힘드시겠어요 ㅠㅠ 이또한 지나가겠죠 힘내시길 응원합니다
Should I continue to prepare food for my mother-in-law for three days?
I should have asked here earlier; I kept worrying about it alone.
I hate it so much, I could die. It's just a little bit of resentment, like affection.
My personality is also really good~
Received a call from Dad early in the morning for the crime next door.
Call 119 when my mother is sick.
After that, it's natural to worry and have trouble sleeping.
I brought you some porridge in the morning, and I hope you feel better.
It looks like I'll also prepare and bring dinner.
Yesterday, I also had chicken soup, and today I went for a check-up, and I heard you also had an upper gastrointestinal examination.
Then you should die, but these two sons of this house.
No one cares~ We are like a second home, and my husband has a father, you know~ That bastard.
But yesterday, with the internet connection in my son's room
You called out to me for the first time, ㅜㅠ Oh my, I want to die.
Positive mindset, lively personality, and this character make my eyes widen.
The reason I endured until now was because of my son.
Because I'm ignorant, I have no brains, and even being called a rude bitch, is that because of me?
Would it be in the farthest corner if it were an internet article?
Where do you think you're yelling that you're going to tear me apart? I just said one thing, and immediately realized I was wrong.
Saying I was wrong and the position has been changed to a different seat
Mumbling, then gave the internet uncle my number.
I enjoy a quiet walk~ The problem is after that
Walking route around the apartment complex in front of the house~~ They keep calling, asking if it's for a walk~~ They keep calling, but I don't answer.

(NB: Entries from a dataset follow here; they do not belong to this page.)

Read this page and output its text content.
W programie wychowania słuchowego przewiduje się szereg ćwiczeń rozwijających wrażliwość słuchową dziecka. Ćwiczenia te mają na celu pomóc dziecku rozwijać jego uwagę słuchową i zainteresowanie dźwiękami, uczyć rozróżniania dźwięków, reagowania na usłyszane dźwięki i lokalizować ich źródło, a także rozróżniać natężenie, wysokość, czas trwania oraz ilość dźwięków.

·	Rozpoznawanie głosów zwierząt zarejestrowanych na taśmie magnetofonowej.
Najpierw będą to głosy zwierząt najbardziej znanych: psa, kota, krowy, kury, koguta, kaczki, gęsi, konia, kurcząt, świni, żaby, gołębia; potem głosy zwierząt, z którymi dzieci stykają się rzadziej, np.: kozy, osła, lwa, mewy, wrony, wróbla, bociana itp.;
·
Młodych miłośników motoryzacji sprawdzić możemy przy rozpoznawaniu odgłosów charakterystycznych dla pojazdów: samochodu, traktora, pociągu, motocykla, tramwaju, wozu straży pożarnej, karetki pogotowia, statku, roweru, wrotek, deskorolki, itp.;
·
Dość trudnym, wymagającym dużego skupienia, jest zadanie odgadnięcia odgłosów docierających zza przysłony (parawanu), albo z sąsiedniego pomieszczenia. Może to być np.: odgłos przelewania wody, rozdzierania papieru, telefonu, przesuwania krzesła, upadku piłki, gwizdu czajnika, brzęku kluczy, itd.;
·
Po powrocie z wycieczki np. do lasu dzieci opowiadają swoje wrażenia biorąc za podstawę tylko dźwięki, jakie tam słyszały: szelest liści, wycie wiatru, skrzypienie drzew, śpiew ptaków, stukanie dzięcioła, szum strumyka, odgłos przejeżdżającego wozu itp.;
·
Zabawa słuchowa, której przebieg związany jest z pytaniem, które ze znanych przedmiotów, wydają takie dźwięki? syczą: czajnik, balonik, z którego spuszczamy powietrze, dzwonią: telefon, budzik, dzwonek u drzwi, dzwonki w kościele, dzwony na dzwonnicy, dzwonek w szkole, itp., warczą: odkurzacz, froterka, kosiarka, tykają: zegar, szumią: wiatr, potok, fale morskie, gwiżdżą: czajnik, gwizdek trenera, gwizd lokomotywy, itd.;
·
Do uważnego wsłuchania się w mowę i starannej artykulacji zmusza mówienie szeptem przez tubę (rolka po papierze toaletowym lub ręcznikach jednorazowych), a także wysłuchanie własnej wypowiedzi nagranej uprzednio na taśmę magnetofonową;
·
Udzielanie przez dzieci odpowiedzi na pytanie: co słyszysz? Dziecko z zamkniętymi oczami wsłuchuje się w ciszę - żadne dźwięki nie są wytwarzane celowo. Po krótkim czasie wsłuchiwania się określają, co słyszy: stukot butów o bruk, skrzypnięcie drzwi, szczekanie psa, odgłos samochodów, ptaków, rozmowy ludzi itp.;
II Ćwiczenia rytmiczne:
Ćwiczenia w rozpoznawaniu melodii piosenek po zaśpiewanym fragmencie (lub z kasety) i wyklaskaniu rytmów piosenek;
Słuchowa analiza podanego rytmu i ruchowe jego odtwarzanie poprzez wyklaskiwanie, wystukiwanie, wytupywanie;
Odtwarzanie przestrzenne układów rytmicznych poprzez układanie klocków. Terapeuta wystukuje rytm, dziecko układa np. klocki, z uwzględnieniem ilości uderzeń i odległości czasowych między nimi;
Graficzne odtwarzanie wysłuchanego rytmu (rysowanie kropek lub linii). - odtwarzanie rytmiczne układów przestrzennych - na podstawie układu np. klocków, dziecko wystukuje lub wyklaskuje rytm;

I told my son several times about the walking course, but he still can't remember. Did I waste my life?ㅠㅠ
Where are you? When are you coming? Don't you know the curfew is at 3 a.m.?
You gave me an hour to go out earlier. What should I do if I go out again?
This is soㅠㅠ wow wow
On the way, I think about whether I should buy something for my kind-hearted mother (my biological mother, still, buy it for her~~ ah~)
Why? Anyway, it's just a new thing that does nothing.
The person who brings side dishes to the third brother, who remarried.
When I am sick, you don't even look at me.
What will you do?
Ah~~ I don't want to become that kind of person again.